New chapter for you! These next couple of chapters are going to bring us back to Mark's side of the story. Please, please review and let me know if you like - otherwise I don't know if I'm doing a good job. Thanks. You're all wonderful. x

10.

It had been three hours since Lexie Grey had died in OR1.

As was the case more often than not at Seattle Grace Mercy West, the hospital was rife with rumour and speculation. It had been months since anyone had seen Lexie at the hospital and she had drifted away from her friends long before she stopped showing up for work so the initial shock many staff felt at losing one of their own didn't take long to dissipate enough for people to start a pool on what her last words had been. Currently the odds on favourite was a tie between;

'Mark, I love you'

And

'Callie, I blame you'

Highly creative suggestions…

The thing staff were discussing even more closely was what had happened so dramatically and so publically between Mark and Callie. Mark and Callie were well loved and known and so closely tied up with the rumour mill that they were the favourite doctors of staff who'd never even met them. Callie and Mark had both nearly died before – their close encounter with death and subsequent love story was full of the sort of angst and romance that made it seem almost fictional. The fact that this perfect couple might be disintegrating at the hands of a dead ex-girlfriend was all very exciting. Staff were taking bets on whether they would get back together, what injuries Callie had sustained, and whether or not the two could ever work together again. When a scrub nurse had witnessed Arizona dramatically bursting into the staff lounge and Bailey's subsequent departure, the rumour mill had almost gone into meltdown. Did this mean Callie and Arizona were getting back together?

Since Hunt had sternly, but not using excessive force, steered Mark up the stairs and away from prying eyes nobody had seen him and since Bailey, Callie and Arizona had disappeared into the staff lounge – and Bailey had re-emerged and disappeared seconds after Arizona's entrance – nobody had seen them either. Anybody would think that this would mean that the rumours would peter out into nothing but absence seemed to make the heart grow fonder, the tales grow taller and the betting pools grow larger.
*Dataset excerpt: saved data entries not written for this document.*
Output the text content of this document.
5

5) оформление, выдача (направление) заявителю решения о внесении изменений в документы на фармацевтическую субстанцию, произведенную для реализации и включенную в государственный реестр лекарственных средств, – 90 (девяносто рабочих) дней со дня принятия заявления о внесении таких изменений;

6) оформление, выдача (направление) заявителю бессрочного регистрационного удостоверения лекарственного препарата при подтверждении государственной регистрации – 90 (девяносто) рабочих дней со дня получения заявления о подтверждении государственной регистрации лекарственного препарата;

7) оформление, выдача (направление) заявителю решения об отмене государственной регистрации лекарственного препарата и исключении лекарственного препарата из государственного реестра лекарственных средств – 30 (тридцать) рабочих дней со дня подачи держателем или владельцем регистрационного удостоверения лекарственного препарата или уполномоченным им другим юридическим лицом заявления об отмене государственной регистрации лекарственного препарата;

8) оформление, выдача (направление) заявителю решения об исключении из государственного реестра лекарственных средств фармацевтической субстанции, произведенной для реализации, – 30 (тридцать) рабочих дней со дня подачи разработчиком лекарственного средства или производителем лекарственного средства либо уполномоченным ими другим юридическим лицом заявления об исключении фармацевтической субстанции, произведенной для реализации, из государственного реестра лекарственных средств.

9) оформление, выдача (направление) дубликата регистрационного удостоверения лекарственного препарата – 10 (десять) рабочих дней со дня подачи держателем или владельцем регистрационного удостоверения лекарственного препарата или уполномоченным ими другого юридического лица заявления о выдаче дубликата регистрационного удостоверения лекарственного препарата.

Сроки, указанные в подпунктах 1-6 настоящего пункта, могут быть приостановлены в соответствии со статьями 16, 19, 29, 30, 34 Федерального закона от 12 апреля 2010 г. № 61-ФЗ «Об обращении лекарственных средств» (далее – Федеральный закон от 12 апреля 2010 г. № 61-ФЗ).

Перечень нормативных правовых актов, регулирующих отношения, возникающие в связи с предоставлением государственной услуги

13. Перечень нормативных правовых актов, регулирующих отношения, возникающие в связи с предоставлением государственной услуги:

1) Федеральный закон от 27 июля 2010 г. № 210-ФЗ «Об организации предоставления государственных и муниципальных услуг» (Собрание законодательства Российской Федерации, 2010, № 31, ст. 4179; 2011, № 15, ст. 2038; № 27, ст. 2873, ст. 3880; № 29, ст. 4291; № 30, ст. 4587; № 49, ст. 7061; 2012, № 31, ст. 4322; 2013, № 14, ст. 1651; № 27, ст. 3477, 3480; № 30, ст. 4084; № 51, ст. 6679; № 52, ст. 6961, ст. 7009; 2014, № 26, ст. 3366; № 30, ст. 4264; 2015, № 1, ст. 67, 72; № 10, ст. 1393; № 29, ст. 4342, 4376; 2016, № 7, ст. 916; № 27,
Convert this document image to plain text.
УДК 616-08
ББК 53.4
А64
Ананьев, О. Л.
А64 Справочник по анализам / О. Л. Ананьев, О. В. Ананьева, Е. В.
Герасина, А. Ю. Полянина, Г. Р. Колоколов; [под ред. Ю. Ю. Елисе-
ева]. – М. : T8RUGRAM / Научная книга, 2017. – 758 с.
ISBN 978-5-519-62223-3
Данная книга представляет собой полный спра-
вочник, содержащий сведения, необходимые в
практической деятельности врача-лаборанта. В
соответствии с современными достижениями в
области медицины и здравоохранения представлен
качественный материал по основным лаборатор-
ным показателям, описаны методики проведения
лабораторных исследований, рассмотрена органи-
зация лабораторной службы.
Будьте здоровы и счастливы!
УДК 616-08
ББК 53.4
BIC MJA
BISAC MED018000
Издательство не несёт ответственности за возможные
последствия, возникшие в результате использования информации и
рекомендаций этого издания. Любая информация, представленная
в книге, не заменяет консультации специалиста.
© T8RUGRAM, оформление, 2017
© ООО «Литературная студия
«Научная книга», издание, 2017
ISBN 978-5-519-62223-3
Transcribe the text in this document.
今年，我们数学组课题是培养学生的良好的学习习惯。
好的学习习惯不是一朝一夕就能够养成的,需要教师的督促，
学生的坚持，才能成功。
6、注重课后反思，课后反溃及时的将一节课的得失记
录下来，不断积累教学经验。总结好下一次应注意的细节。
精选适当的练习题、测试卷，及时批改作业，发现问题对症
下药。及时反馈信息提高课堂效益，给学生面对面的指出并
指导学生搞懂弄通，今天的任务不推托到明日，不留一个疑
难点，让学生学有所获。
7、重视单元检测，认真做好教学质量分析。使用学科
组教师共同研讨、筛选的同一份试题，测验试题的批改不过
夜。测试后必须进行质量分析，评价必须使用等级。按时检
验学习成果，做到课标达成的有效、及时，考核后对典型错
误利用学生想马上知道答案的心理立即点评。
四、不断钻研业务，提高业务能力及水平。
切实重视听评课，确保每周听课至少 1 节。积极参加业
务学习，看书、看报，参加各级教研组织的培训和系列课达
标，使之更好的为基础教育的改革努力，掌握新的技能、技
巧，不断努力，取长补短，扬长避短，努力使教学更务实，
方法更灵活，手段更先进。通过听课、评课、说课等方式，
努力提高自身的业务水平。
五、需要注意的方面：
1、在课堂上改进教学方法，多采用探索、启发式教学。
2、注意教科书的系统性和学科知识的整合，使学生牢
Mark had been left in the chief's office for a bit to cool off and when the door had been left unsupervised he had slipped away. He felt drawn to the morgue and so he went down to the basement. The basement was a place where surgeons rarely found themselves. Surrounded by bodies, they were surrounded by physical reminders of their failures – of the lives they had not been able to save. A surgeon like Mark, who so frequently saw himself as a plastics God, never dwelt on failure and could not actually remember a time when he had been down in the morgue before.

It did not take him long to find Lexie. She had been laid out in a small, cool, dimly lit room so that Thatcher and Molly could come and see her when they arrived at the hospital. The dim blue lights made her skin look even paler. If Mark believed in ghosts he could almost believe Lexie was going to float up from the table and away. A white sheet covered her entire body and its edges hung down to the floor on each side on the table. Her eyes were closed and whilst she didn't look like she was sleeping there was an element of peace around her. Of course, Mark knew that this was because there was no expression at all to crease her features. Without expression, peace was the only thing her face could express but it seemed to life a tiny fragment of the weight Mark felt sitting on his heart to see her so completely pain free.

'Hello Little Grey,' Mark stood awkwardly next to the table. It was strange. He had seen people die. He had pronounced people and fought to save them but at no point had he spent any length of time just standing next to a dead body. He felt useless. It was a feeling he had ever since he'd broken down the door of the apartment. Callie had known what to do. Callie had sprung into action but he had just stood there. Even back at the hospital he had been useless. He blinked and realised that he was crying. Turning around he walked straight out of the room.